Dependence of second-order rate constant on pH. (A) Scheme for pH dependence. The deprotonated, neutral form of lysine is required for reaction, whereas protonated, charged lysine cannot form the iminium and progress to products. Thus, in this model, the concentration of active enzyme is controlled by the pK_a of the catalytic lysine. (B) pH dependence for the RA61-catalyzed reaction.
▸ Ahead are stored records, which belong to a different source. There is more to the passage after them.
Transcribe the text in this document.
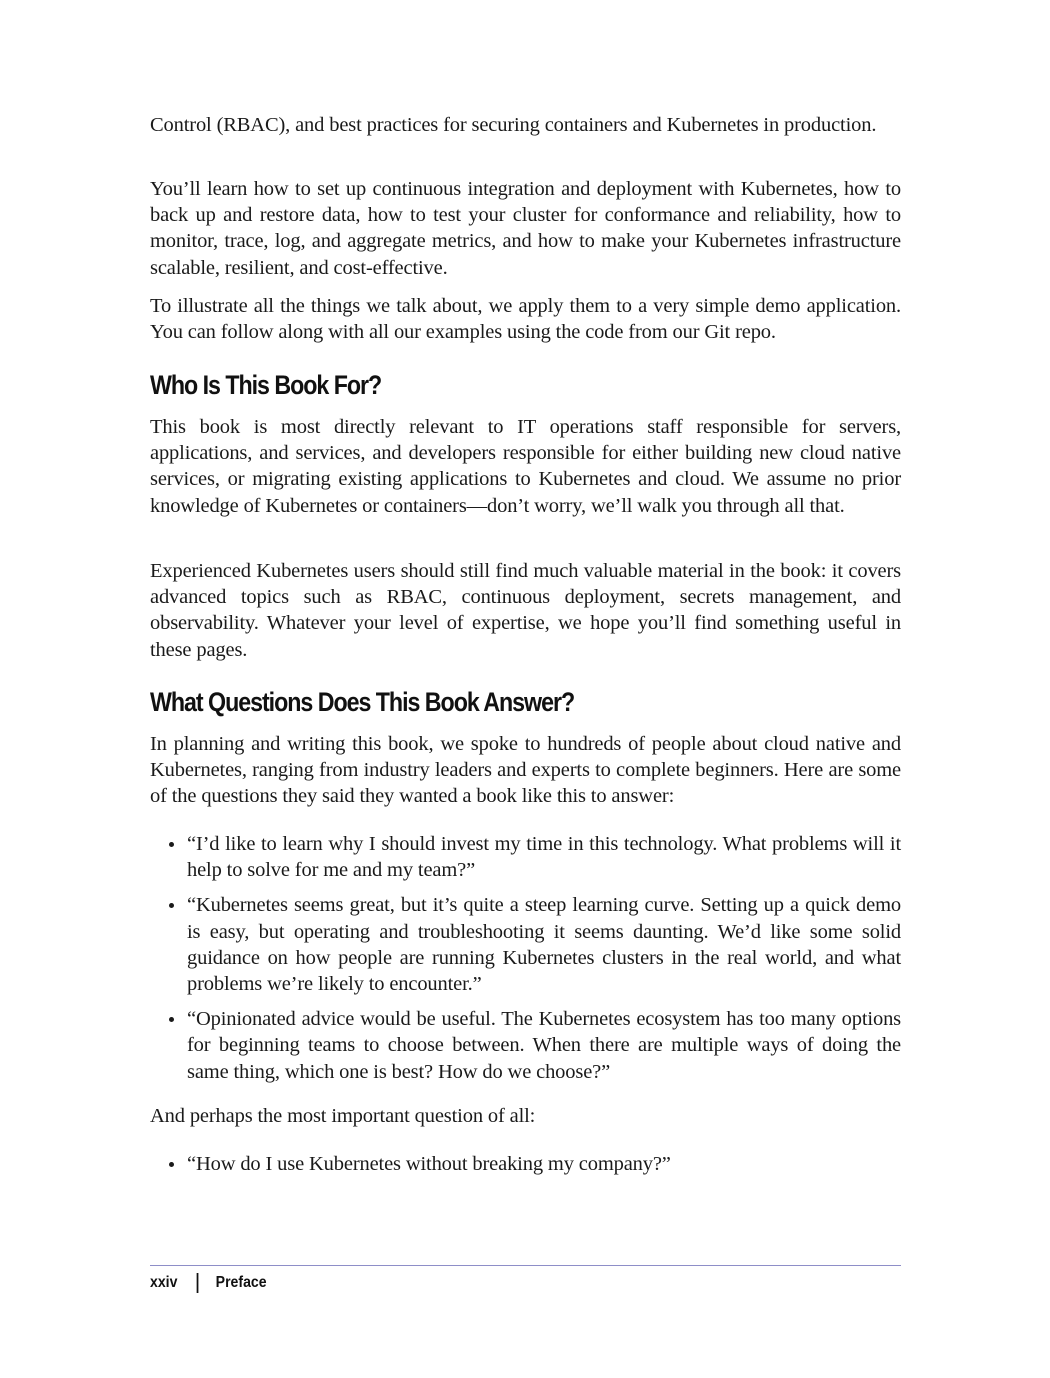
Control (RBAC), and best practices for securing containers and Kubernetes in production.

You’ll learn how to set up continuous integration and deployment with Kubernetes, how to back up and restore data, how to test your cluster for conformance and reliability, how to monitor, trace, log, and aggregate metrics, and how to make your Kubernetes infrastructure scalable, resilient, and cost-effective.

To illustrate all the things we talk about, we apply them to a very simple demo application. You can follow along with all our examples using the code from our Git repo.

Who Is This Book For?

This book is most directly relevant to IT operations staff responsible for servers, applications, and services, and developers responsible for either building new cloud native services, or migrating existing applications to Kubernetes and cloud. We assume no prior knowledge of Kubernetes or containers—don’t worry, we’ll walk you through all that.

Experienced Kubernetes users should still find much valuable material in the book: it covers advanced topics such as RBAC, continuous deployment, secrets management, and observability. Whatever your level of expertise, we hope you’ll find something useful in these pages.

What Questions Does This Book Answer?

In planning and writing this book, we spoke to hundreds of people about cloud native and Kubernetes, ranging from industry leaders and experts to complete beginners. Here are some of the questions they said they wanted a book like this to answer:

“I’d like to learn why I should invest my time in this technology. What problems will it help to solve for me and my team?”
“Kubernetes seems great, but it’s quite a steep learning curve. Setting up a quick demo is easy, but operating and troubleshooting it seems daunting. We’d like some solid guidance on how people are running Kubernetes clusters in the real world, and what problems we’re likely to encounter.”
“Opinionated advice would be useful. The Kubernetes ecosystem has too many options for beginning teams to choose between. When there are multiple ways of doing the same thing, which one is best? How do we choose?”

And perhaps the most important question of all:

“How do I use Kubernetes without breaking my company?”
xxiv Preface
The fit to a single titratable group gives a pK_a of 6.8. Plots for the other variants are included in the SI Appendix.

Fig. 4.

(A) Relationship between the pH-independent second-order rate constant of the fully deprotonated, neutral amine (k_max) and pK_a for the retroaldol reactions of 4-hydroxy-4-(6-methoxy-2-naphthyl)-2-butanone catalyzed by amines listed in Table 3. The slope obtained by linear fit is 0.54 ± 0.03, where the error is the standard error of the slope. (B) Relationship between the observed second-order rate constant at pH 7.5 (k_obs) and pK_a for the same reactions.